Les perspectives de croissance régionales sont principalement soumises à des risques de détérioration : montée des tensions géopolitiques mondiales, en particulier une intensification du conflit au Moyen-Orient ; nouvelle dégradation de la stabilité politique régionale ; hausse de la fréquence et de l’intensité d’épisodes météorologiques défavorables ; inflation plus élevée que prévu ; ralentissement économique plus marqué qu’attendu en Chine, ou encore aggravation des situations de surendettement public, faute de stabilisation des niveaux élevés de dette ou de disponibilité de nouvelles sources de financement. 
L’inflation des prix à la consommation, en particulier, pourrait s’avérer plus tenace que prévu, voire repartir à la hausse, sous l’effet notamment d’une hausse des prix alimentaires nourrie par les perturbations de l’approvisionnement que pourrait engendrer une escalade du conflit au Moyen-Orient. En outre, les épisodes météorologiques extrêmes augmentent les risques de pressions inflationnistes sur les produits alimentaires dans les économies touchées. Le phénomène El Niño a ainsi entraîné des précipitations et des inondations supérieures à la moyenne en Afrique de l’Est, mais une grave sécheresse en Afrique australe. Une augmentation de la fréquence et de la gravité des sécheresses ou des inondations exacerberait la pauvreté en Afrique subsaharienne et intensifierait l’insécurité alimentaire dans de nombreux pays.  

Les perspectives

Selon les projections, la croissance en Afrique subsaharienne remontera à 3,5 % en 2024 et à environ 4 % par an en 2025-26. L’atténuation des pressions inflationnistes devrait en effet permettre de baisser les taux d’intérêt, ce qui soutiendra la consommation et l’investissement privés. La croissance dans les trois plus grandes économies de la région devrait s’accélérer, pour passer de 1,8 % en 2023 à 2,4 % en 2024 et 2,6 % en moyenne en 2025-26. Elle reste toutefois nettement inférieure à la croissance moyenne régionale. Dans les économies qui ne disposent pas de ressources naturelles, la croissance devrait se maintenir au-dessus des taux moyens historiques. Celles qui sont riches en ressources reprennent de la vigueur après leur faible croissance de l'année passée, imputable principalement à la baisse des prix des métaux.   
Dans l'ensemble de l’Afrique subsaharienne, le PIB par habitant devrait s'accroître de 1 % seulement cette année et de 1,4 % en moyenne en 2025-26.

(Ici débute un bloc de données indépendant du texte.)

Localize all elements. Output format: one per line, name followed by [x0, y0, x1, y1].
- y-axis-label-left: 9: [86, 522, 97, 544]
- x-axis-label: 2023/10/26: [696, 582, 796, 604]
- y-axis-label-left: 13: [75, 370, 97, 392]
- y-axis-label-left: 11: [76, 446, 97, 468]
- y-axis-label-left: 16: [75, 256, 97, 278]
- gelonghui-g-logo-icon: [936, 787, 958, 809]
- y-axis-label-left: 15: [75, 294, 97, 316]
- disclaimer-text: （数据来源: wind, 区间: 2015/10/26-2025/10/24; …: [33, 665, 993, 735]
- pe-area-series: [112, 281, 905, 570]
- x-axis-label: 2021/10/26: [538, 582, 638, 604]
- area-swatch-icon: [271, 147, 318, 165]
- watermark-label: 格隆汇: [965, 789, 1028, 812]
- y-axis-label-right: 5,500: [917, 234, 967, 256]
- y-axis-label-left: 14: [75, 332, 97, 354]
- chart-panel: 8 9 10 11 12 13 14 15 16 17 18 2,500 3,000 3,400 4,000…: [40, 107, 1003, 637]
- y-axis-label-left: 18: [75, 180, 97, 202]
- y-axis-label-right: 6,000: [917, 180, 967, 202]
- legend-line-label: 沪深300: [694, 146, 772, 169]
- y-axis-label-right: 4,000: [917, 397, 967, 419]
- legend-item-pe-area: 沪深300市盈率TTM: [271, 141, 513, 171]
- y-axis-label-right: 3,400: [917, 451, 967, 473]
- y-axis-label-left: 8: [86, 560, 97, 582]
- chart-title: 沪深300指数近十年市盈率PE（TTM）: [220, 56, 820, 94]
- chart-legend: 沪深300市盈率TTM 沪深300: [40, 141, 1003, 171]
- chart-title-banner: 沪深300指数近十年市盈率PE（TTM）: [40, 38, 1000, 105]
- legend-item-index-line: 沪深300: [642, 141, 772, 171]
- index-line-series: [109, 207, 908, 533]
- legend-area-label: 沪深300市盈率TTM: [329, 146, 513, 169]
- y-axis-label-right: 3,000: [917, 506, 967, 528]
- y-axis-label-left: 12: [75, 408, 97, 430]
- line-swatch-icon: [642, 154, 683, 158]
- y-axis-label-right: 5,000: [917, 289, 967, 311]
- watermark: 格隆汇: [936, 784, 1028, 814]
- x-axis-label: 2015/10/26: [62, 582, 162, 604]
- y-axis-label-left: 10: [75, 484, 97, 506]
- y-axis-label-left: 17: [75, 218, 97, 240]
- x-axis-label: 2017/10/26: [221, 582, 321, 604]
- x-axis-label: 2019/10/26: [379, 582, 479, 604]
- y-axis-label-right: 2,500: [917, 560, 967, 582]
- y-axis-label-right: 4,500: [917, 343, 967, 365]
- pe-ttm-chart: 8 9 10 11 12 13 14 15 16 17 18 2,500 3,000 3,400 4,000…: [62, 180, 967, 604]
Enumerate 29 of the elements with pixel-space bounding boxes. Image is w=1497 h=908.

Pour assurer une croissance soutenue, les gouvernements de la région doivent mettre en place des réformes structurelles visant à élargir la base fiscale, à améliorer la gestion de la dette et à attirer davantage d'investissements étrangers. L’amélioration de l’environnement des affaires, la promotion de l’entrepreneuriat local et l’optimisation des partenariats public-privé sont également des éléments clés pour renforcer la résilience économique de la région.

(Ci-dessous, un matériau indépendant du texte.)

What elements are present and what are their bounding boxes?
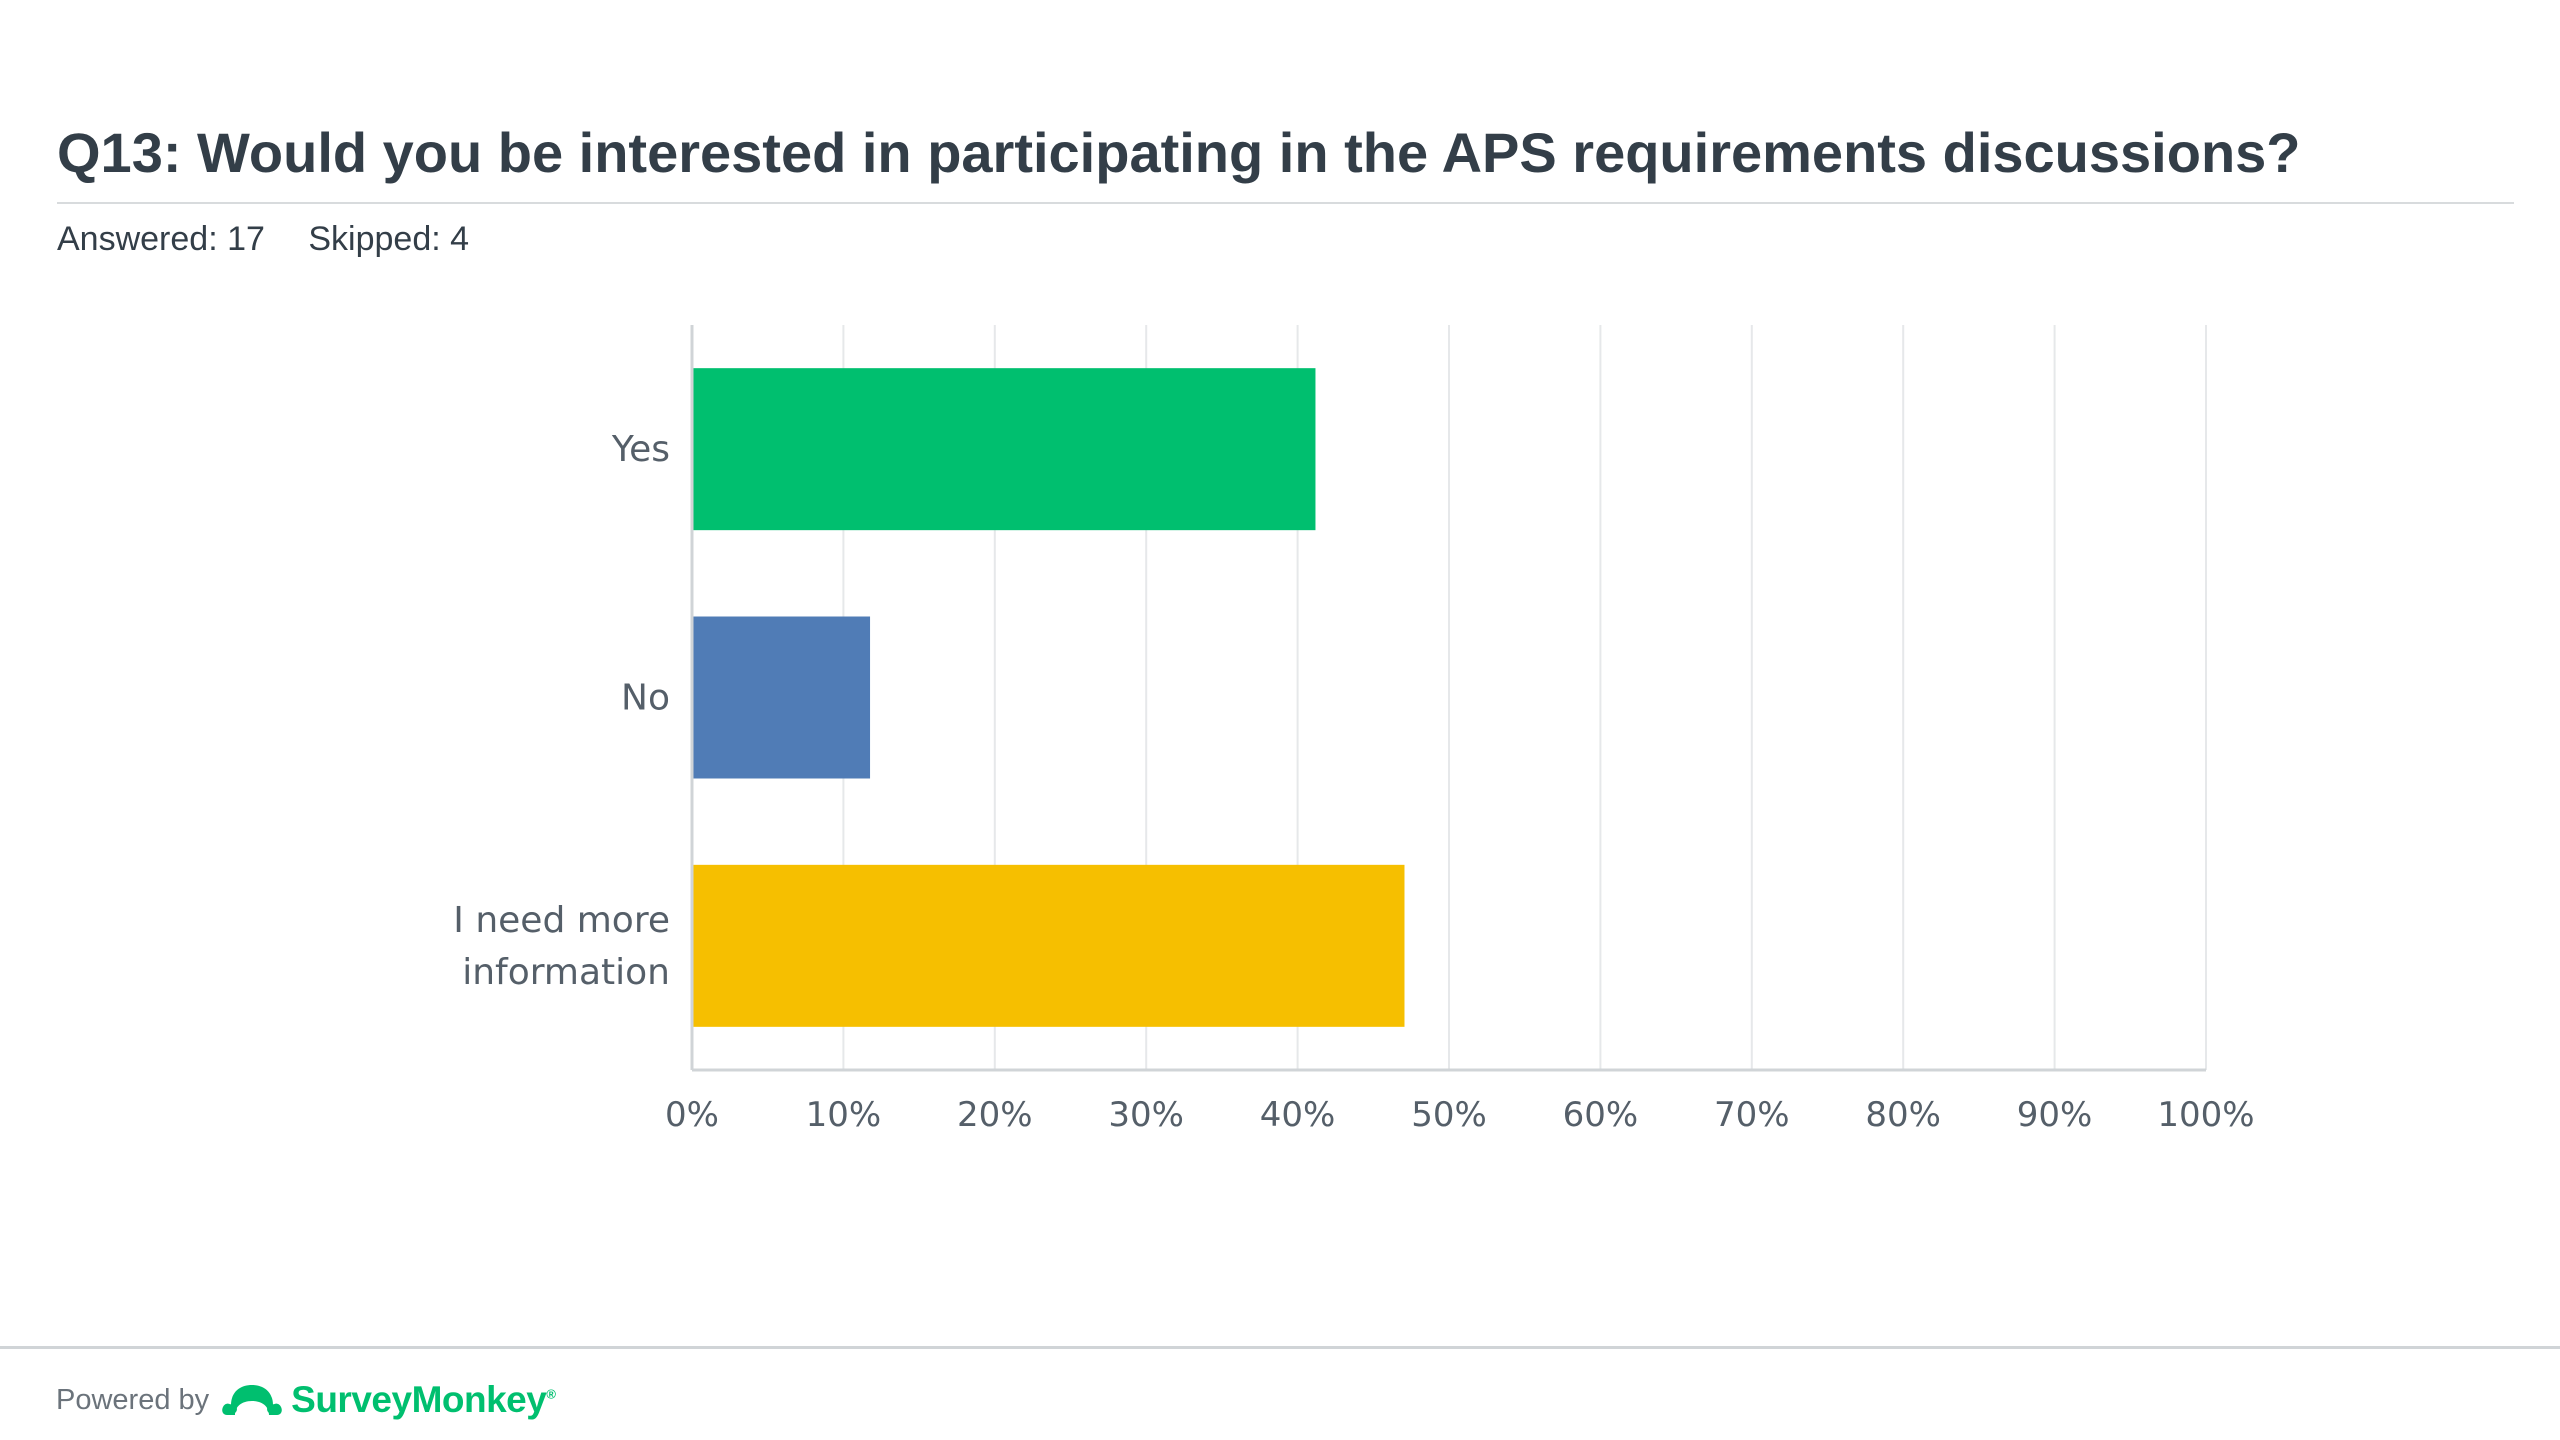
response-stats: Answered: 17 Skipped: 4: [57, 220, 503, 259]
x-tick-label: 80%: [1865, 1095, 1941, 1135]
x-tick-label: 60%: [1563, 1095, 1639, 1135]
brand-registered-mark: ®: [546, 1386, 556, 1402]
bar-chart: 0% 10% 20% 30% 40% 50% 60% 70% 80% 90% 100% Yes No I …: [453, 325, 2255, 1135]
surveymonkey-logo-icon[interactable]: [221, 1377, 283, 1423]
x-tick-label: 30%: [1108, 1095, 1184, 1135]
bar-yes: [692, 368, 1316, 531]
x-tick-label: 20%: [957, 1095, 1033, 1135]
x-tick-label: 40%: [1260, 1095, 1336, 1135]
x-tick-label: 100%: [2157, 1095, 2254, 1135]
x-tick-label: 10%: [806, 1095, 882, 1135]
footer: Powered by SurveyMonkey®: [56, 1370, 556, 1430]
bars: [692, 368, 1405, 1027]
labels: 0% 10% 20% 30% 40% 50% 60% 70% 80% 90% 100% Yes No I …: [453, 429, 2254, 1135]
bar-i-need-more-information: [692, 864, 1405, 1027]
axes: [690, 325, 2206, 1072]
footer-divider: [0, 1346, 2560, 1349]
answered-count: Answered: 17: [57, 220, 265, 258]
brand-text: SurveyMonkey: [291, 1379, 547, 1420]
category-label: Yes: [611, 429, 670, 470]
title-divider: [57, 202, 2514, 204]
brand-name[interactable]: SurveyMonkey®: [291, 1379, 556, 1421]
x-tick-label: 0%: [665, 1095, 719, 1135]
category-label: I need more information: [453, 900, 670, 993]
category-label: No: [621, 678, 670, 719]
skipped-count: Skipped: 4: [308, 220, 470, 258]
powered-by-label: Powered by: [56, 1383, 210, 1416]
bar-no: [692, 616, 871, 779]
question-title: Q13: Would you be interested in particip…: [57, 121, 2301, 184]
x-tick-label: 50%: [1411, 1095, 1487, 1135]
x-tick-label: 90%: [2017, 1095, 2093, 1135]
x-tick-label: 70%: [1714, 1095, 1790, 1135]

Il faut noter que le début de 2024 a apporté des signes encourageants pour l'Afrique subsaharienne, avec un rebond de l'activité économique privée. Cependant, pour transformer cette reprise en croissance durable, il est essentiel de s'attaquer aux fragilités des finances publiques et de mettre en œuvre des politiques économiques robustes. Seule une approche intégrée et bien coordonnée permettra à la région de surmonter les défis actuels et de réaliser son potentiel de développement.